Of the patients who underwent QSART, 50% (four patients) demonstrated evidence of small fiber neuropathy. Small fiber neuropathy, characterized by damage to the small nerve fibers that control autonomic functions, is often associated with conditions like diabetes and autoimmune diseases, and its emergence in post-COVID-19 patients suggests a potential neuropathic component to the pathophysiology of Long-COVID POTS. Small fiber neuropathy may contribute to the impaired regulation of blood pressure and heart rate that is commonly observed in these patients [11].
To our knowledge, this is the most detailed description of Long-COVID POTS in children. However, a key question remains: is Long-COVID POTS a distinct entity from other forms of POTS? There is increasing evidence that POTS and other forms of OI can occur after viral infections, suggesting a potential viral trigger for autonomic dysfunction. However, whether the immune response triggered by COVID-19 is unique in its ability to induce POTS, or whether this represents an exacerbation of pre-existing autonomic dysfunction, is still unclear. A larger, prospective study could provide more definitive answers by examining a broader cohort of patients, including those who develop symptoms after different types of viral infections, to identify potential distinguishing features of Long-COVID POTS.

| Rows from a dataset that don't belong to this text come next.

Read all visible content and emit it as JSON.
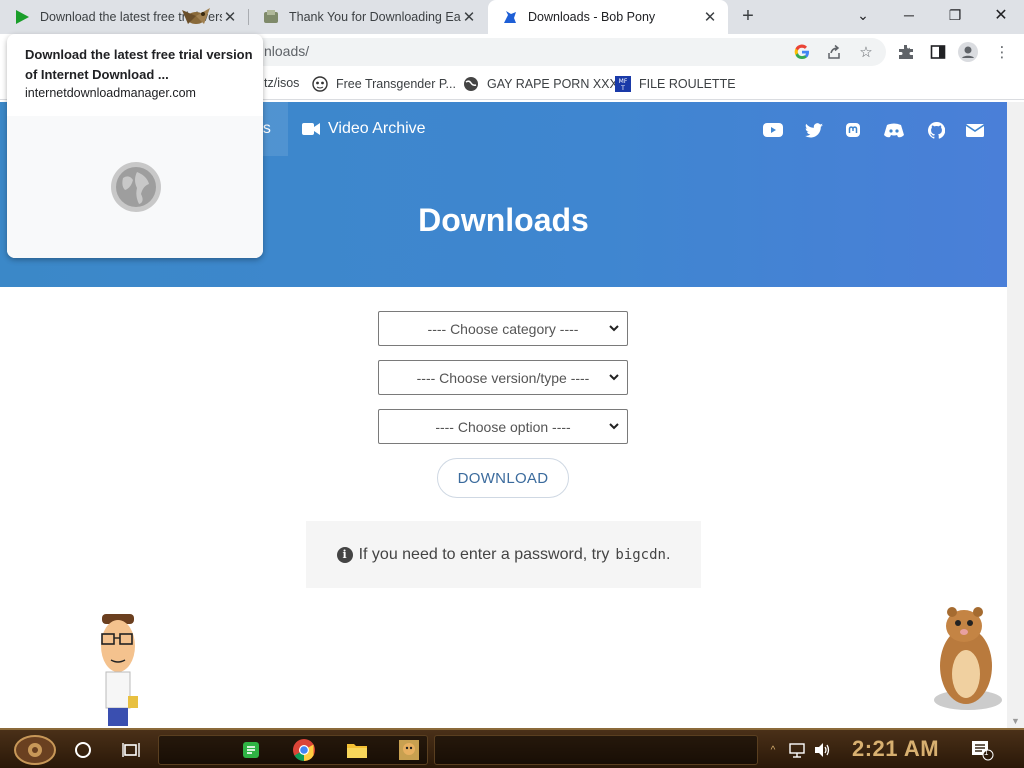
{
  "browser": {
    "tabs": [
      {
        "title": "Download the latest free trial version of Internet Download Manager",
        "active": false
      },
      {
        "title": "Thank You for Downloading Easy",
        "active": false
      },
      {
        "title": "Downloads - Bob Pony",
        "active": true
      }
    ],
    "url": "nloads/",
    "url_fragment": "tz/isos",
    "bookmarks": [
      {
        "label": "Free Transgender P...",
        "icon": "mask-icon"
      },
      {
        "label": "GAY RAPE PORN XXX",
        "icon": "globe-icon"
      },
      {
        "label": "FILE ROULETTE",
        "icon": "mft-icon"
      }
    ]
  },
  "tooltip": {
    "title": "Download the latest free trial version of Internet Download ...",
    "domain": "internetdownloadmanager.com"
  },
  "nav": {
    "active_fragment": "ds",
    "video_archive": "Video Archive",
    "social_icons": [
      "youtube-icon",
      "twitter-icon",
      "mastodon-icon",
      "discord-icon",
      "github-icon",
      "mail-icon"
    ]
  },
  "page": {
    "title": "Downloads",
    "category_select": "---- Choose category ----",
    "version_select": "---- Choose version/type ----",
    "option_select": "---- Choose option ----",
    "download_button": "DOWNLOAD",
    "notice_text": "If you need to enter a password, try",
    "notice_password": "bigcdn",
    "notice_end": "."
  },
  "taskbar": {
    "clock": "2:21 AM",
    "notification_count": "1"
  },
  "colors": {
    "hero_blue": "#3f86d0",
    "button_text": "#3b6b9d",
    "clock_gold": "#d8b070"
  }
}
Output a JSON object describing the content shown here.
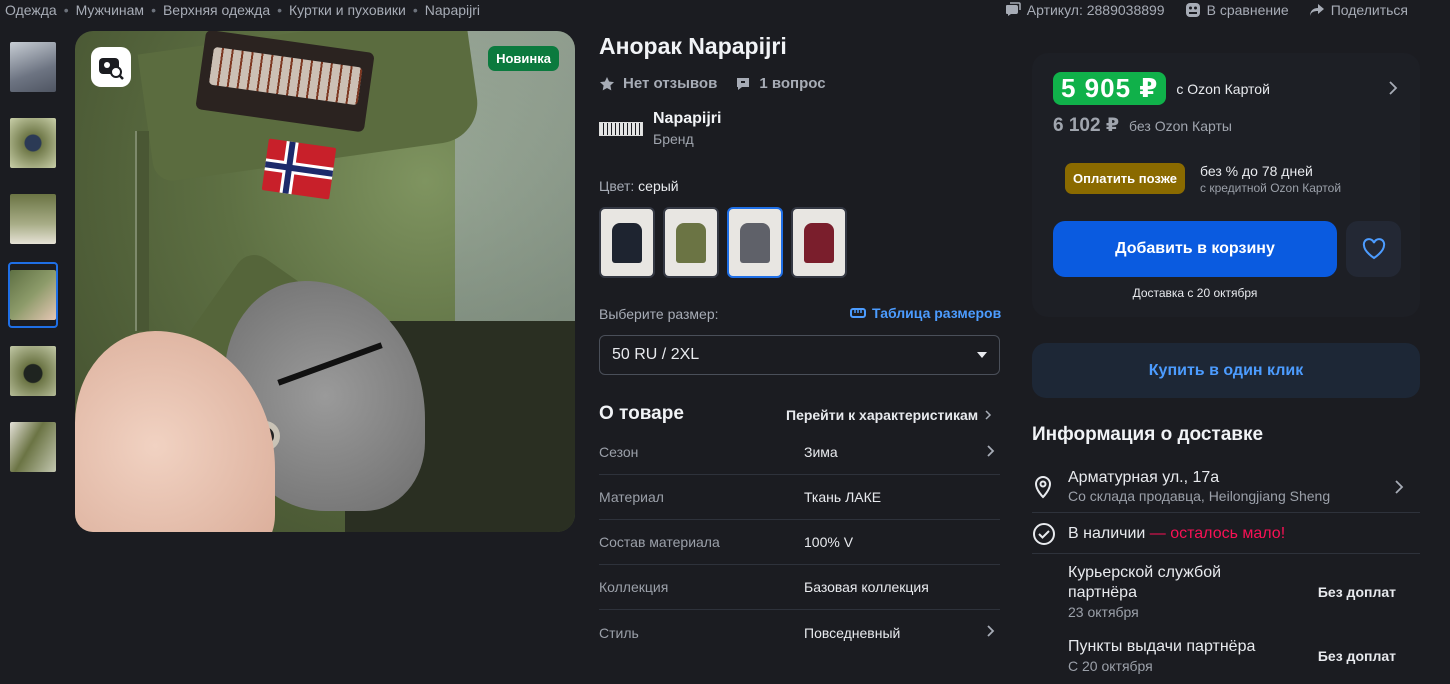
{
  "breadcrumb": [
    "Одежда",
    "Мужчинам",
    "Верхняя одежда",
    "Куртки и пуховики",
    "Napapijri"
  ],
  "top_actions": {
    "article": "Артикул: 2889038899",
    "compare": "В сравнение",
    "share": "Поделиться"
  },
  "product": {
    "title": "Анорак Napapijri",
    "badge": "Новинка",
    "reviews": "Нет отзывов",
    "questions": "1 вопрос",
    "brand_name": "Napapijri",
    "brand_sub": "Бренд",
    "color_label": "Цвет:",
    "color_value": "серый",
    "swatch_colors": [
      "#1e2430",
      "#6b7444",
      "#5f6169",
      "#7a1e2c"
    ],
    "selected_swatch": 3,
    "size_label": "Выберите размер:",
    "size_table": "Таблица размеров",
    "size_value": "50 RU / 2XL"
  },
  "about": {
    "title": "О товаре",
    "goto": "Перейти к характеристикам",
    "specs": [
      {
        "k": "Сезон",
        "v": "Зима"
      },
      {
        "k": "Материал",
        "v": "Ткань ЛАКЕ"
      },
      {
        "k": "Состав материала",
        "v": "100% V"
      },
      {
        "k": "Коллекция",
        "v": "Базовая коллекция"
      },
      {
        "k": "Стиль",
        "v": "Повседневный"
      }
    ]
  },
  "price": {
    "main": "5 905 ₽",
    "main_note": "с Ozon Картой",
    "old": "6 102 ₽",
    "old_note": "без Ozon Карты",
    "pay_later": "Оплатить позже",
    "pay_info_a": "без % до 78 дней",
    "pay_info_b": "с кредитной Ozon Картой",
    "add_cart": "Добавить в корзину",
    "delivery_note": "Доставка с 20 октября",
    "one_click": "Купить в один клик"
  },
  "delivery": {
    "title": "Информация о доставке",
    "address": "Арматурная ул., 17а",
    "from": "Со склада продавца, Heilongjiang Sheng",
    "in_stock": "В наличии",
    "stock_warn": " — осталось мало!",
    "options": [
      {
        "name": "Курьерской службой партнёра",
        "date": "23 октября",
        "price": "Без доплат"
      },
      {
        "name": "Пункты выдачи партнёра",
        "date": "С 20 октября",
        "price": "Без доплат"
      }
    ]
  },
  "colors": {
    "bg": "#1b1c21",
    "accent_blue": "#0a5be0",
    "link_blue": "#4c9cff",
    "price_green": "#10b14a",
    "warn_pink": "#f91155"
  }
}
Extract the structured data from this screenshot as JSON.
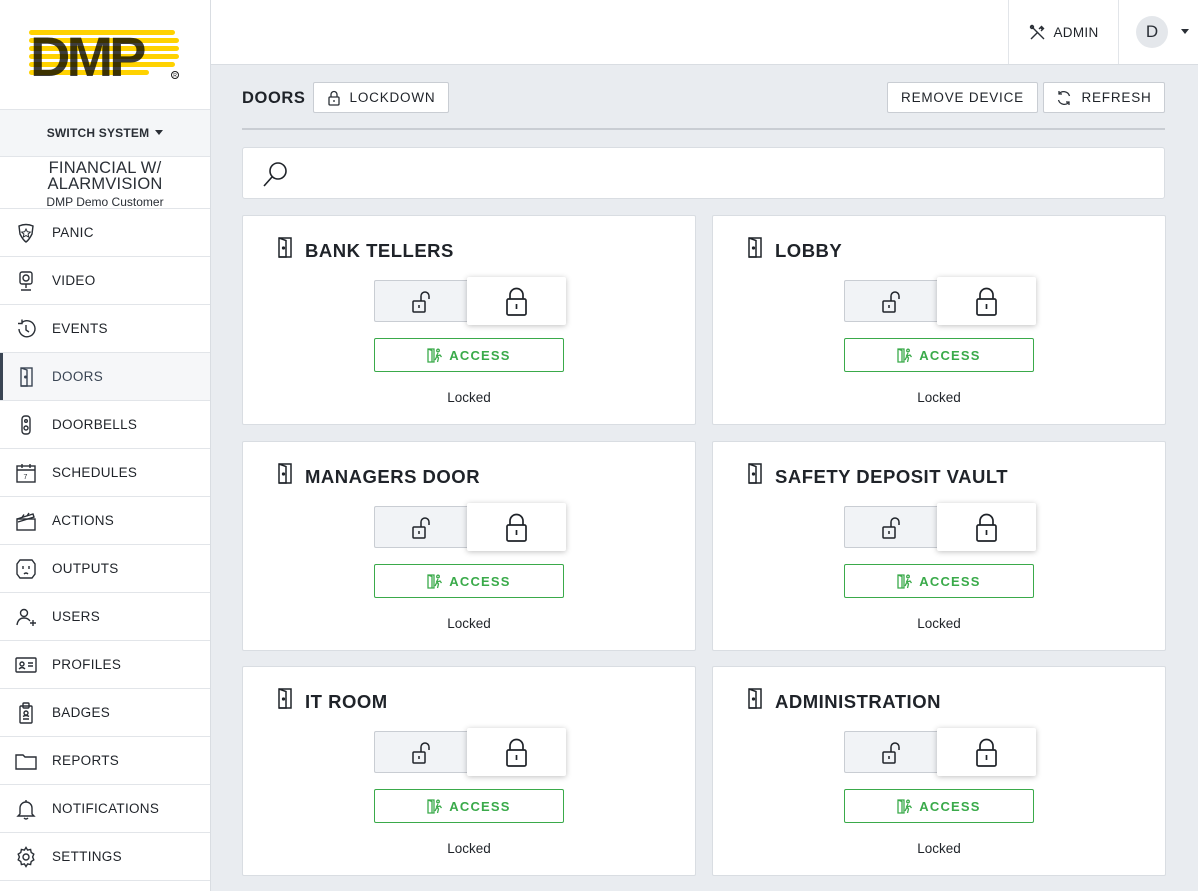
{
  "brand": {
    "logo_text": "DMP",
    "logo_color": "#ffd200",
    "logo_dark": "#1a1a1a"
  },
  "sidebar": {
    "switch_label": "SWITCH SYSTEM",
    "customer_name": "FINANCIAL W/ ALARMVISION",
    "customer_sub": "DMP Demo Customer",
    "items": [
      {
        "label": "PANIC",
        "icon": "police-badge-icon"
      },
      {
        "label": "VIDEO",
        "icon": "camera-icon"
      },
      {
        "label": "EVENTS",
        "icon": "history-icon"
      },
      {
        "label": "DOORS",
        "icon": "door-icon",
        "active": true
      },
      {
        "label": "DOORBELLS",
        "icon": "doorbell-icon"
      },
      {
        "label": "SCHEDULES",
        "icon": "calendar-icon"
      },
      {
        "label": "ACTIONS",
        "icon": "clapperboard-icon"
      },
      {
        "label": "OUTPUTS",
        "icon": "outlet-icon"
      },
      {
        "label": "USERS",
        "icon": "users-icon"
      },
      {
        "label": "PROFILES",
        "icon": "id-card-icon"
      },
      {
        "label": "BADGES",
        "icon": "badge-clip-icon"
      },
      {
        "label": "REPORTS",
        "icon": "folder-icon"
      },
      {
        "label": "NOTIFICATIONS",
        "icon": "bell-icon"
      },
      {
        "label": "SETTINGS",
        "icon": "gear-icon"
      }
    ]
  },
  "topbar": {
    "admin_label": "ADMIN",
    "avatar_initial": "D"
  },
  "header": {
    "title": "DOORS",
    "lockdown_label": "LOCKDOWN",
    "remove_label": "REMOVE DEVICE",
    "refresh_label": "REFRESH"
  },
  "search": {
    "placeholder": "",
    "value": ""
  },
  "doors": [
    {
      "name": "BANK TELLERS",
      "access_label": "ACCESS",
      "status": "Locked"
    },
    {
      "name": "LOBBY",
      "access_label": "ACCESS",
      "status": "Locked"
    },
    {
      "name": "MANAGERS DOOR",
      "access_label": "ACCESS",
      "status": "Locked"
    },
    {
      "name": "SAFETY DEPOSIT VAULT",
      "access_label": "ACCESS",
      "status": "Locked"
    },
    {
      "name": "IT ROOM",
      "access_label": "ACCESS",
      "status": "Locked"
    },
    {
      "name": "ADMINISTRATION",
      "access_label": "ACCESS",
      "status": "Locked"
    }
  ],
  "colors": {
    "access_green": "#3aaa4a",
    "active_bar": "#3a4554",
    "page_bg": "#e9ecf0"
  }
}
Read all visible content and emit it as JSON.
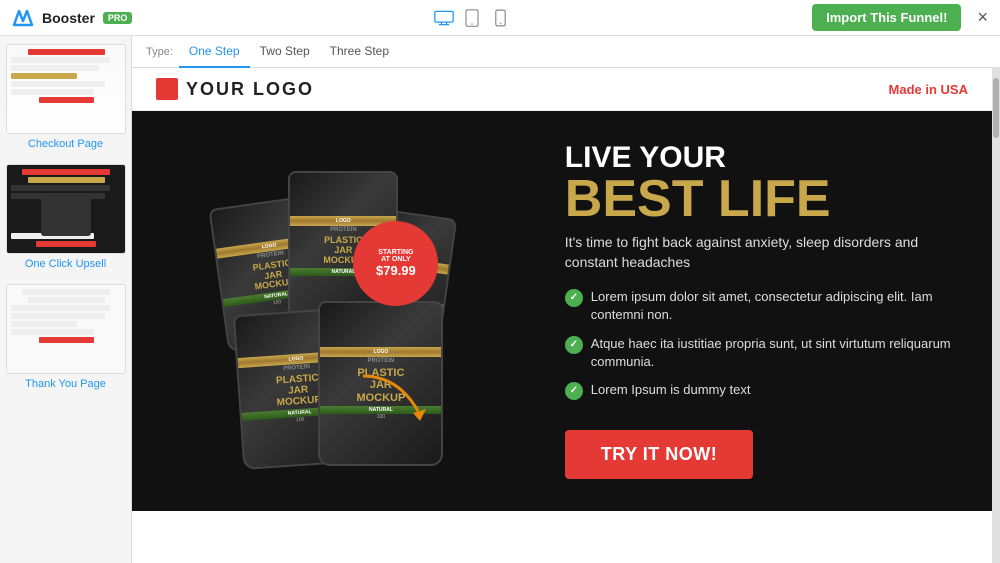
{
  "topbar": {
    "brand": "Booster",
    "pro_label": "PRO",
    "import_btn": "Import This Funnel!",
    "close_label": "×"
  },
  "devices": [
    {
      "name": "desktop",
      "active": true
    },
    {
      "name": "tablet",
      "active": false
    },
    {
      "name": "mobile",
      "active": false
    }
  ],
  "tabs": {
    "type_label": "Type:",
    "items": [
      {
        "label": "One Step",
        "active": true
      },
      {
        "label": "Two Step",
        "active": false
      },
      {
        "label": "Three Step",
        "active": false
      }
    ]
  },
  "sidebar": {
    "items": [
      {
        "label": "Checkout Page"
      },
      {
        "label": "One Click Upsell"
      },
      {
        "label": "Thank You Page"
      }
    ]
  },
  "preview": {
    "logo_text": "YOUR LOGO",
    "made_in_usa": "Made in USA",
    "headline_top": "LIVE YOUR",
    "headline_main": "BEST LIFE",
    "subtitle": "It's time to fight back against anxiety, sleep disorders and constant headaches",
    "features": [
      "Lorem ipsum dolor sit amet, consectetur adipiscing elit. Iam contemni non.",
      "Atque haec ita iustitiae propria sunt, ut sint virtutum reliquarum communia.",
      "Lorem Ipsum is dummy text"
    ],
    "price_badge": {
      "line1": "STARTING",
      "line2": "AT ONLY",
      "price": "$79.99"
    },
    "cta_btn": "TRY IT NOW!"
  }
}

Another important consideration is the role of the COVID-19 vaccine in the development of OI. While the vaccine has been shown to have numerous benefits in preventing severe illness from COVID-19, some patients have reported experiencing symptoms similar to Long-COVID after vaccination, including OI and POTS. In our study, two patients developed orthostatic symptoms following COVID-19 vaccination, and it is crucial to continue monitoring these individuals to assess the long-term effects of the vaccine on autonomic function. Understanding the relationship between the vaccine and the onset of POTS may provide insights into the broader mechanisms at play and help guide future management.
This study also highlights the need for a comprehensive approach to diagnosing and managing OI in the context of Long-COVID. Although autonomic studies, including tilt table tests, Valsalva maneuvers, and QSART, are helpful in identifying autonomic dysfunction, they should be interpreted in the broader context of the patient’s clinical presentation. Given the complexity of the ANS and the potential for overlapping symptoms with other conditions, careful differentiation between POTS, other forms of OI, and other potential causes of dizziness and syncope is essential. Multidisciplinary collaboration between cardiologists, neurologists, and autonomic specialists will be crucial in optimizing the care of these patients.
Limitations of this study include the small sample size. In the future, this study could be conducted with a larger sample size and include comparisons in test results between patients with a POTS diagnosis versus those with an OI diagnosis, as well as comparisons between patients who developed symptoms during or after a COVID-19 infection versus those who developed symptoms after the COVID-19 vaccine. More research is needed to understand the long-term outcomes of these patients.
Conclusions
In conclusion, our study provides valuable insight into the increasing prevalence of OI, including POTS, in pediatric patients following COVID-19 infection or vaccination. The findings highlight the significant impact of Long-COVID on autonomic function in children, with abnormal results in autonomic testing, such as tilt table tests, Valsalva maneuvers, and QSART. Further research is essential to better understand the long-term effects of Long-COVID and develop effective management strategies for affected patients.